The combo guard has been under the radar ever since he was drafted in the second round back in the 2005 draft class. Being a guard and coming out of the same draft as players such as Chris Paul, Deron Williams and Raymond Felton can be tough when you’re already a lesser known prospect.
Starting off his career coming off the bench, Ellis was instantly a crowd favorite. Diving for loose balls, doing all the hustle plays just to get off the bench and show what he can do, Ellis had to play with a chip on his shoulder.
It’s not often that combo guard becomes a successful player in the league. Coaches have a tough time placing them in the lineup. Monta would constantly have to either play point guard or the 2-guard, having to adjust to many guards in different sizes, speeds and defensive abilities.
Ellis and coaches finally realized it was best for him to play shooting guard. At 6’3", Monta has always had to defend bigger guards. While many critics claim he’s a liability on defense, he has proved that he can hang with some of the best guards in the league in the past two seasons.
When Ellis is not gambling for steals, he can be a good perimeter defender. Holding players like Brandon Roy and Kobe Bryant to bad shooting percentages had earned him recognition from Bryant and arguably the greatest coach of all time, Phil Jackson.
Defense can be tough for Ellis because he plays a numerous amount of minutes. He has been among the league leaders in minutes for most of his career, and he’s doing it while running in the fast pace tempo of the Warriors offense. Many people do not see that when they claim Ellis can’t defend.
With Coach Mark Jackson running the Warriors now with his committed defensive scheme, Ellis has even more of a chance to showcase that he can play well on both sides of the court.
Everyone should already know Ellis’ offensive game is nasty. He is arguably the fastest and quickest player in the league, ball in his hands or not. There is a reason he was once nicknamed “the one man fast break.”
Not only can Monta score in transition, but he can now score in the low post. Yes, Ellis the undersized shooting guard has developed a post game. He has a few moves and an amazing turnaround jumper that catches defenders off guard. Coach Jackson has utilized Ellis to the best of his abilities and his offensive game is complete.

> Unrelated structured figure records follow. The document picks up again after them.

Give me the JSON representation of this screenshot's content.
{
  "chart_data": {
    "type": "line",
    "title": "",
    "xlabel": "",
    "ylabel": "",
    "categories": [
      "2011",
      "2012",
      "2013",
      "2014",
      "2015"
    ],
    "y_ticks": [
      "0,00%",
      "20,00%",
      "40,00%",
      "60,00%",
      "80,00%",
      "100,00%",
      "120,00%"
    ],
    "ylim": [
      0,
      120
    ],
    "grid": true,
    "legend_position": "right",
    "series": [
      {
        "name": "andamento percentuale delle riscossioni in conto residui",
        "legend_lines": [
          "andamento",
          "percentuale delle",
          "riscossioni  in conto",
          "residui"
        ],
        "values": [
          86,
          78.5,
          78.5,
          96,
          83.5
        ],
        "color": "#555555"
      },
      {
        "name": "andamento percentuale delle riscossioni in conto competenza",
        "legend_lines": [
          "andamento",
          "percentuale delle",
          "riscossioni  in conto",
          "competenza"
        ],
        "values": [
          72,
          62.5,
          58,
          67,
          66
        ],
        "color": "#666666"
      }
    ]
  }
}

The playmaking abilities of Ellis are now vastly improved. With point guard Stephen Curry out with an ankle injury, Ellis has had to play a lot of point guard in the past couple of weeks. His vision has gotten much better as a result.
A surprising stat is that Ellis is one of the only three players in the league that averages 20 points and seven assists per game this season. The other two players? LeBron James and Derrick Rose. Not a bad category of players to be in, and you would think that would get Ellis’ name bigger.
While Ellis has not been an All-Star before in his career, the Western Conference guards have got to be one of the tougher spots when it comes to the selection process. Now with players like Deron Williams going to the East, Steve Nash getting older and Manu Ginobili being out with an injury, Ellis has got to be getting big-time consideration for an All-Star nod.
Some people say that Ellis is overrated because of the system he plays in, but the Warriors are not the same fast pace team they once were. Ellis now plays in more of a half-court offense. He is still one of the best scorers in the league and is now even making a case for being one of the best passers. His defense has also vastly improved.
It’s time for Monta to stop being underestimated, unrecognized and underrated by the national media. Ellis is a top three shooting guard in the league behind Bryant and Dwyane Wade. It’s time he stops being under the radar and seen as one of the better players in the NBA.